2006-11-10 14:43:48 · 5 answers · asked by ecuadorianhoneybee 1 in Science & Mathematics ➔ Mathematics
Is the largest in perimeter or area although I think in both cases its the same anyway and that will be an equilateral triangle with sides equal to
4sin120/sin30 = 4√3
P = 12√3 and Area = 12√3
2006-11-10 14:52:02 · answer #1 · answered by Wal C 6 · 2⤊ 1⤋
If the triangle is equilateral, then the center of the circle will coincide with the center of the triangle.
Therefore, the distance from the center to any corner of the triangle must be equal 4.
Given that there are 3 points around the circle, the angle between any of the 3 radii must be 360/3 which is 120.
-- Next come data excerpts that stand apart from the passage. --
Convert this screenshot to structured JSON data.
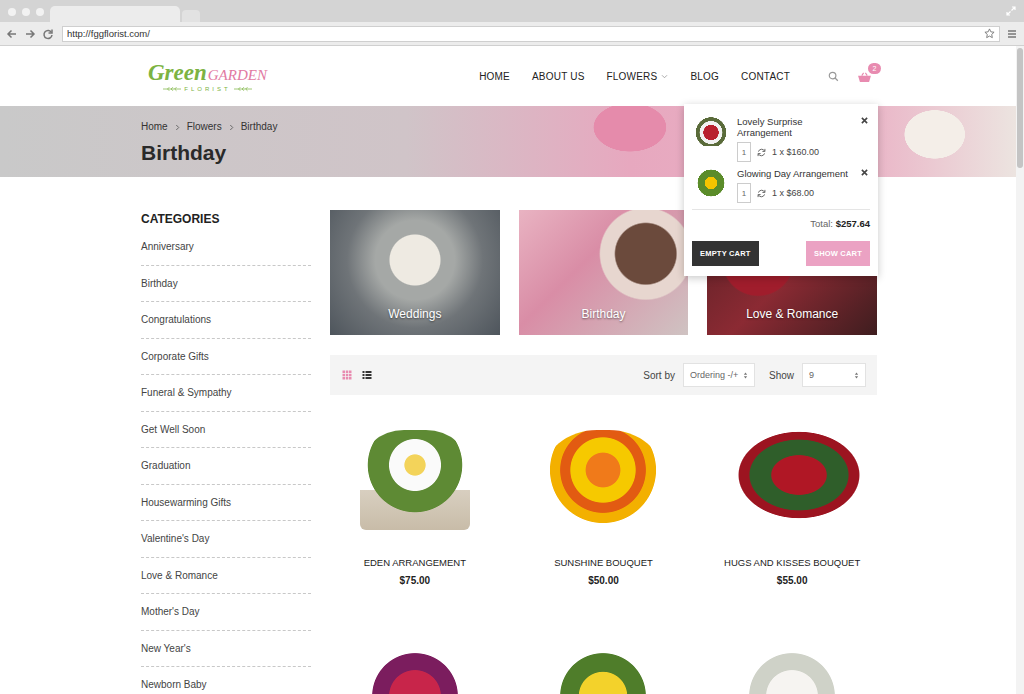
{
  "browser": {
    "url": "http://fggflorist.com/"
  },
  "logo": {
    "first": "Green",
    "second": "GARDEN",
    "tagline": "FLORIST"
  },
  "nav": [
    {
      "label": "HOME",
      "dropdown": false
    },
    {
      "label": "ABOUT US",
      "dropdown": false
    },
    {
      "label": "FLOWERS",
      "dropdown": true
    },
    {
      "label": "BLOG",
      "dropdown": false
    },
    {
      "label": "CONTACT",
      "dropdown": false
    }
  ],
  "cart": {
    "count": "2",
    "open": true,
    "items": [
      {
        "name": "Lovely Surprise Arrangement",
        "qty": "1",
        "line": "1 x $160.00"
      },
      {
        "name": "Glowing Day Arrangement",
        "qty": "1",
        "line": "1 x $68.00"
      }
    ],
    "total_label": "Total:",
    "total": "$257.64",
    "empty_button": "EMPTY CART",
    "show_button": "SHOW CART"
  },
  "breadcrumb": [
    "Home",
    "Flowers",
    "Birthday"
  ],
  "page_title": "Birthday",
  "sidebar": {
    "title": "CATEGORIES",
    "items": [
      "Anniversary",
      "Birthday",
      "Congratulations",
      "Corporate Gifts",
      "Funeral & Sympathy",
      "Get Well Soon",
      "Graduation",
      "Housewarming Gifts",
      "Valentine's Day",
      "Love & Romance",
      "Mother's Day",
      "New Year's",
      "Newborn Baby"
    ]
  },
  "tiles": [
    {
      "label": "Weddings"
    },
    {
      "label": "Birthday"
    },
    {
      "label": "Love & Romance"
    }
  ],
  "toolbar": {
    "views": [
      {
        "kind": "grid",
        "selected": true
      },
      {
        "kind": "list",
        "selected": false
      }
    ],
    "sort_label": "Sort by",
    "sort_value": "Ordering -/+",
    "show_label": "Show",
    "show_value": "9"
  },
  "products": [
    {
      "name": "EDEN ARRANGEMENT",
      "price": "$75.00"
    },
    {
      "name": "SUNSHINE BOUQUET",
      "price": "$50.00"
    },
    {
      "name": "HUGS AND KISSES BOUQUET",
      "price": "$55.00"
    }
  ]
}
Now you must envision a triangle with a 120 degree angle at the top and two 30 degree angles on the bottom corners. Draw a line down from the top to the middle of the bottom. (this will be from the center of the circle/triangle to the middle of the inscribed triangle's base.
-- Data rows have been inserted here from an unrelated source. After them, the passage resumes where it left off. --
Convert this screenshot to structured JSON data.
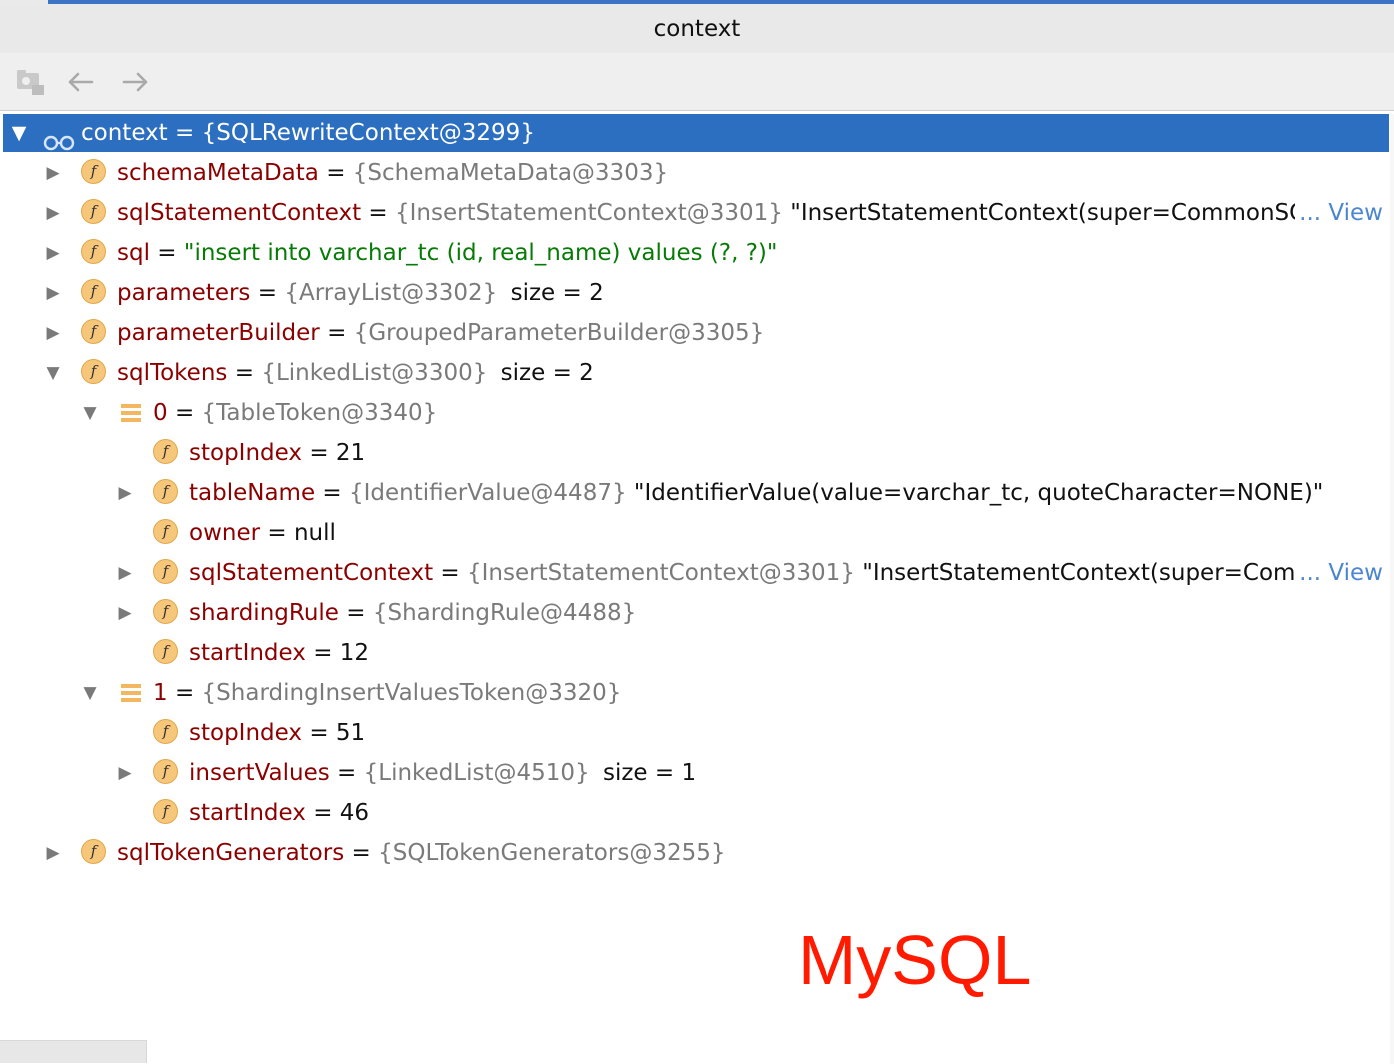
{
  "window": {
    "title": "context"
  },
  "tree": {
    "root": {
      "name": "context",
      "type": "{SQLRewriteContext@3299}"
    },
    "schemaMetaData": {
      "name": "schemaMetaData",
      "type": "{SchemaMetaData@3303}"
    },
    "sqlStatementContext": {
      "name": "sqlStatementContext",
      "type": "{InsertStatementContext@3301}",
      "value": "\"InsertStatementContext(super=CommonSQLS",
      "view": "... View"
    },
    "sql": {
      "name": "sql",
      "value": "\"insert into varchar_tc (id, real_name) values (?, ?)\""
    },
    "parameters": {
      "name": "parameters",
      "type": "{ArrayList@3302}",
      "size": "size = 2"
    },
    "parameterBuilder": {
      "name": "parameterBuilder",
      "type": "{GroupedParameterBuilder@3305}"
    },
    "sqlTokens": {
      "name": "sqlTokens",
      "type": "{LinkedList@3300}",
      "size": "size = 2"
    },
    "token0": {
      "index": "0",
      "type": "{TableToken@3340}",
      "stopIndex": {
        "name": "stopIndex",
        "value": "21"
      },
      "tableName": {
        "name": "tableName",
        "type": "{IdentifierValue@4487}",
        "value": "\"IdentifierValue(value=varchar_tc, quoteCharacter=NONE)\""
      },
      "owner": {
        "name": "owner",
        "value": "null"
      },
      "sqlStatementContext": {
        "name": "sqlStatementContext",
        "type": "{InsertStatementContext@3301}",
        "value": "\"InsertStatementContext(super=Commc",
        "view": "... View"
      },
      "shardingRule": {
        "name": "shardingRule",
        "type": "{ShardingRule@4488}"
      },
      "startIndex": {
        "name": "startIndex",
        "value": "12"
      }
    },
    "token1": {
      "index": "1",
      "type": "{ShardingInsertValuesToken@3320}",
      "stopIndex": {
        "name": "stopIndex",
        "value": "51"
      },
      "insertValues": {
        "name": "insertValues",
        "type": "{LinkedList@4510}",
        "size": "size = 1"
      },
      "startIndex": {
        "name": "startIndex",
        "value": "46"
      }
    },
    "sqlTokenGenerators": {
      "name": "sqlTokenGenerators",
      "type": "{SQLTokenGenerators@3255}"
    }
  },
  "watermark": "MySQL",
  "icons": {
    "field": "field-icon",
    "list": "list-element-icon",
    "watch": "glasses-icon",
    "expanded": "triangle-down",
    "collapsed": "triangle-right"
  },
  "colors": {
    "selection": "#2c6ebf",
    "name": "#8b0000",
    "type": "#7a7a7a",
    "string": "#077a07",
    "link": "#4a86d1",
    "watermark": "#ff1a00"
  }
}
We know that the angle of the lower corner is 30, the top is 60 and the intersection of the bottom line is 90. We also know the diagonal is 4. The tangent is the diagonal.
The ratio of half the bottom leg of the triangle to the radius is Cos(30). Therefore the bottom leg of the triangle must be 2 times that, 2Cos(30). Since the diagonal is a radius with distance = 4, the base must be 8Cos(30). All sides would be the same.
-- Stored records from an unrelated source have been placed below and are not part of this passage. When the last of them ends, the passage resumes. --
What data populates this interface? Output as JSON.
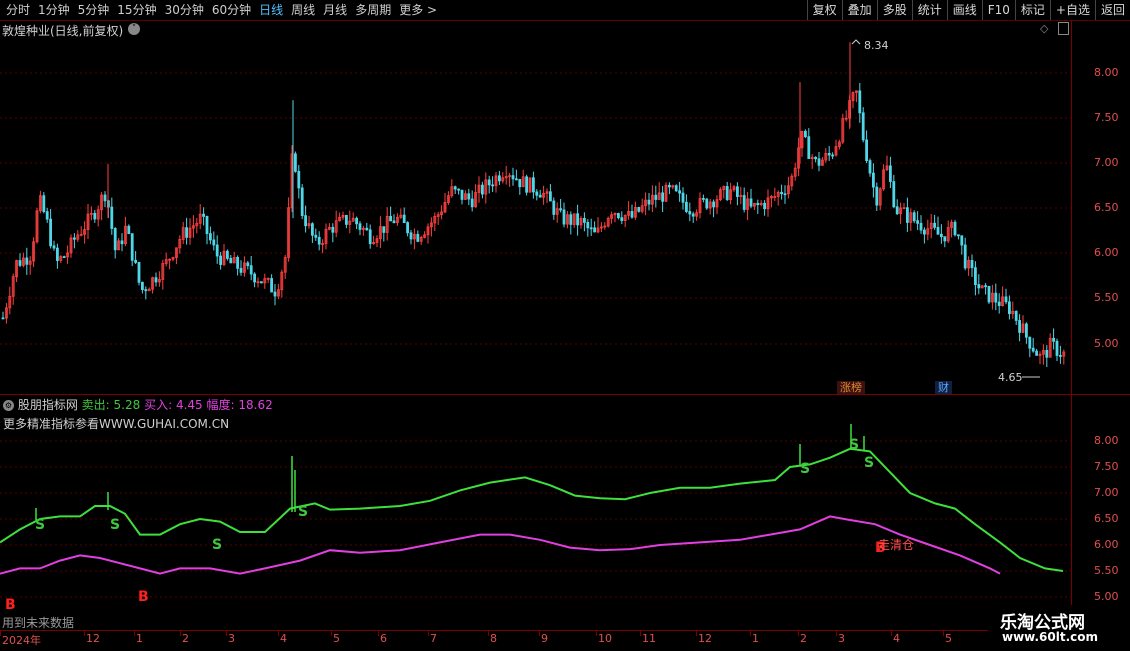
{
  "toolbar": {
    "periods": [
      "分时",
      "1分钟",
      "5分钟",
      "15分钟",
      "30分钟",
      "60分钟",
      "日线",
      "周线",
      "月线",
      "多周期",
      "更多 >"
    ],
    "active_period": "日线",
    "tools": [
      "复权",
      "叠加",
      "多股",
      "统计",
      "画线",
      "F10",
      "标记",
      "+自选",
      "返回"
    ]
  },
  "stock": {
    "title": "敦煌种业(日线,前复权)",
    "peak_label": "8.34",
    "low_label": "4.65",
    "price_axis": [
      "8.00",
      "7.50",
      "7.00",
      "6.50",
      "6.00",
      "5.50",
      "5.00"
    ],
    "badges": {
      "zhangbang": "涨榜",
      "cai": "财"
    }
  },
  "indicator": {
    "name": "股朋指标网",
    "sell_label": "卖出:",
    "sell_value": "5.28",
    "buy_label": "买入:",
    "buy_value": "4.45",
    "amp_label": "幅度:",
    "amp_value": "18.62",
    "note": "更多精准指标参看WWW.GUHAI.COM.CN",
    "axis": [
      "8.00",
      "7.50",
      "7.00",
      "6.50",
      "6.00",
      "5.50",
      "5.00"
    ],
    "signal_s": "S",
    "signal_b": "B",
    "clear_label": "走清仓",
    "future_note": "用到未来数据"
  },
  "date_axis": [
    "2024年",
    "12",
    "1",
    "2",
    "3",
    "4",
    "5",
    "6",
    "7",
    "8",
    "9",
    "10",
    "11",
    "12",
    "1",
    "2",
    "3",
    "4",
    "5"
  ],
  "watermark": {
    "line1": "乐淘公式网",
    "line2": "www.60lt.com"
  },
  "colors": {
    "up": "#ff4040",
    "down": "#4fd7e8",
    "sell_line": "#3ee03e",
    "buy_line": "#e040e0",
    "grid": "#7a0000"
  }
}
The hight from the bottom of the above triangle would be Sin(30). Sin(30) comes out evenly at .5. The hight of the equilateral would be the 2 + 8Cos(30)
Area will equal 1/2 base * hight.
( 8Cos(30) * (2+8Cos(30)) ) / 2
4Cos(30) * (1+4Cos(30) )
2006-11-10 15:21:34 · answer #2 · answered by Trailcook 4 · 1⤊ 0⤋
The largest isosceles triangle would actually be an equilateral triangle...
First inscribe an equilateral triangle in a circle. Now draw three lines from the center to each vertex, dividing the triangle into 3. Now divide these each in half with another line from the center, to the midpoint of each side of the triangle.
The final result is 6 triangles that are all 30-60-90.
Now to find the area. The hypotenuse is equal to 4 (the radius). Either via Pythagorean theorem, or remembering the ratios of a 30-60-90 triangle are 1 : 2 : sqrt(3), you should be able to figure that your triangle has sides that are 2 : 4 : 2*sqrt(3).
So the small triangles will have an area of 1/2 * 2 * 2 sqrt(3) = 2 sqrt(3). But you have six of them, so the actual area is:
Area = 12 sqrt (3) ≈ 20.785 sq. units.
Interestingly, the perimeter is also 6 * 2 sqrt(3)
Perimeter = 12 sqrt (3) ≈ 20.785 units.
If it helps you visualize this, I've attached a picture...
2006-11-10 15:09:07 · answer #3 · answered by Puzzling 7 · 1⤊ 0⤋
i am not sure but i think an Equilangular is the biggest with one side is 4 radical 3 and the high is 6
2006-11-10 14:53:06 · answer #4 · answered by 7 · 0⤊ 1⤋
I got the perimeter as 20.85
and the area as 20.91 {unit} squared
2006-11-10 15:07:04 · answer #5 · answered by yankees260an 2 · 1⤊ 0⤋